After a decade of teaching in New York City classrooms and museums, Ms. Lado offers mentorship, classes, and workshops in visual art for students of all ages. Whether you are an adult exploring a new medium, a young artist building a portfolio, or an organization bringing an art experience to your community, this is a space designed to help you see, make, and think more deeply.
Creativity as Liberation
Learning should be artful, transformative, and rooted in freedom. Through visual art, students step into experiences that ignite imagination, foster self-expression, and build a deeper understanding of the world and their place within it.
Every class builds technical skill alongside opportunities for creative reflection. Through artful learning, art-making becomes an act of liberation — one that nurtures curiosity, creativity, and the ability to envision a more just world.
Representation & Cultural Relevance
Through culturally responsive instruction that features artists from diverse backgrounds and traditions, students engage deeply with the work of those who came before them. These conversations create opportunities to analyze, reflect, and connect with art that expands their perspectives.

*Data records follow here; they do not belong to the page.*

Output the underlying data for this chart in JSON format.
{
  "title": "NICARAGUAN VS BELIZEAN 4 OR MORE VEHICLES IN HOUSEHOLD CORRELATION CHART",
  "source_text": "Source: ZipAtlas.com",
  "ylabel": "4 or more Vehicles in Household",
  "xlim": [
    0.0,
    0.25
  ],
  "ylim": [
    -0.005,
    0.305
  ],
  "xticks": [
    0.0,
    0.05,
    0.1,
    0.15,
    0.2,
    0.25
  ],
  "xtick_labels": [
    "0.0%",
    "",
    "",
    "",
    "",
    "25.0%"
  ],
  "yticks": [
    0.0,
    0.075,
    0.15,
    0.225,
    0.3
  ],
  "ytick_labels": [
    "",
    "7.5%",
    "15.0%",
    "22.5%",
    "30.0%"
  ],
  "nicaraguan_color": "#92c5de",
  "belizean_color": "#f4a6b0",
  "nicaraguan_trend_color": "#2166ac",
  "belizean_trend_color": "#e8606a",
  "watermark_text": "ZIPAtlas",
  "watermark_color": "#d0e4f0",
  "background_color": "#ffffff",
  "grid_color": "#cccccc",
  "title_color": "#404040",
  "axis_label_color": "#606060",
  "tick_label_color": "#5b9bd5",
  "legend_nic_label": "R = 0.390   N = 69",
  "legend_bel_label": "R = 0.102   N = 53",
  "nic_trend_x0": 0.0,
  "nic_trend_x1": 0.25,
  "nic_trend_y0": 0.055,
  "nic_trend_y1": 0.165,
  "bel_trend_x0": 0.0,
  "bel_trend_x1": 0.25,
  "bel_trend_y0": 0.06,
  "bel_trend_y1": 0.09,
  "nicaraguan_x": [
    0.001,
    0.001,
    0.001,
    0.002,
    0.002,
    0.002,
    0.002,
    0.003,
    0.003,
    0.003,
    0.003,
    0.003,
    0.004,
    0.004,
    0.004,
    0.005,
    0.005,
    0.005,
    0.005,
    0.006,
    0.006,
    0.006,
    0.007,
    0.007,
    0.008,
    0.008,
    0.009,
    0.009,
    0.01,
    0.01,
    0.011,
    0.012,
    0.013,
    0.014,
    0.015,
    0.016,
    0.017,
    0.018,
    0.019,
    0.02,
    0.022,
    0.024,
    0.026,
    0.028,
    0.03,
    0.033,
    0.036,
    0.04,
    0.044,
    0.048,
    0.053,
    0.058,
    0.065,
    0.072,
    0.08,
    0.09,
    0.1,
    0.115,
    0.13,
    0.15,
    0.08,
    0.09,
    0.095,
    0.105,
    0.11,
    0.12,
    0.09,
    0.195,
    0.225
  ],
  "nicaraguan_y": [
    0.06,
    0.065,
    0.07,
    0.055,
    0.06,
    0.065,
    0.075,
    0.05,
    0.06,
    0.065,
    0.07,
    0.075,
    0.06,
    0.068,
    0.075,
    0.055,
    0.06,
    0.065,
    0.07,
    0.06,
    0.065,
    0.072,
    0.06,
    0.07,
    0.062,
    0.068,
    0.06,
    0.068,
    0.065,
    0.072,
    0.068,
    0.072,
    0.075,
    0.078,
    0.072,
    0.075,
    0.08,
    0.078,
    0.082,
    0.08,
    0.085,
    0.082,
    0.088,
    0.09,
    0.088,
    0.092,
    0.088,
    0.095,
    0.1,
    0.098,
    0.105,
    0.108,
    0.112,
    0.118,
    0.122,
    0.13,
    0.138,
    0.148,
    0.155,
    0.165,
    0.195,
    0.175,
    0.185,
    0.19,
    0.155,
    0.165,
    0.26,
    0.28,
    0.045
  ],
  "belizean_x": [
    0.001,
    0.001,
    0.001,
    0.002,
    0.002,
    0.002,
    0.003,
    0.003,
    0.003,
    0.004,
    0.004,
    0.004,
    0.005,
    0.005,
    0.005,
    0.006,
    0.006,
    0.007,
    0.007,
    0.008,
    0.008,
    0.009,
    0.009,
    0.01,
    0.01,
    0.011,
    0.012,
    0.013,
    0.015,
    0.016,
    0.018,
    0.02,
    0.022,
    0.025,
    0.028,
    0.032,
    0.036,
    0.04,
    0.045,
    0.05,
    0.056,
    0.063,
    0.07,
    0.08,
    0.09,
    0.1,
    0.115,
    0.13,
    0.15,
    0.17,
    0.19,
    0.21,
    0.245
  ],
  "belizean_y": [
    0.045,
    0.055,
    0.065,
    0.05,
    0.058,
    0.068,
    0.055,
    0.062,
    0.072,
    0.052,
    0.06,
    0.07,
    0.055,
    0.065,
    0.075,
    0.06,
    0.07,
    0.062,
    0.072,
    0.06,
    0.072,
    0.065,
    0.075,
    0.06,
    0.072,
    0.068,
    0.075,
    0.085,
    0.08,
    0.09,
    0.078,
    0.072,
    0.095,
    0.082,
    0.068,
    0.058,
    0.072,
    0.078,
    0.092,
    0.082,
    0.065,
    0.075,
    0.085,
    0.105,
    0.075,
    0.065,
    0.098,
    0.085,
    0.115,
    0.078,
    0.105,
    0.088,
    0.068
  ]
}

By fostering belonging, empathy, and visual literacy, Learning with Lado ensures that students see themselves in the history of art — and develop the skills to make work that reflects their own perspective.
Cultivating Critical Consciousness
Art education should liberate, not limit. Drawing on the educators who have shaped her teaching, Ms. Lado empowers students to analyze, question, and think critically about the world around them.
By engaging with art history through a critical lens, students learn to interrogate dominant narratives, uncover silenced histories, and envision new possibilities through their own work. Art education should not just prepare students to see the world as it is — it should equip them with the tools to transform it through what they make.
The teacher is, of course, an artist, but being an artist does not mean that he or she can make the profile, can shape the students. What the educator does in teaching is to make it possible for students to become themselves.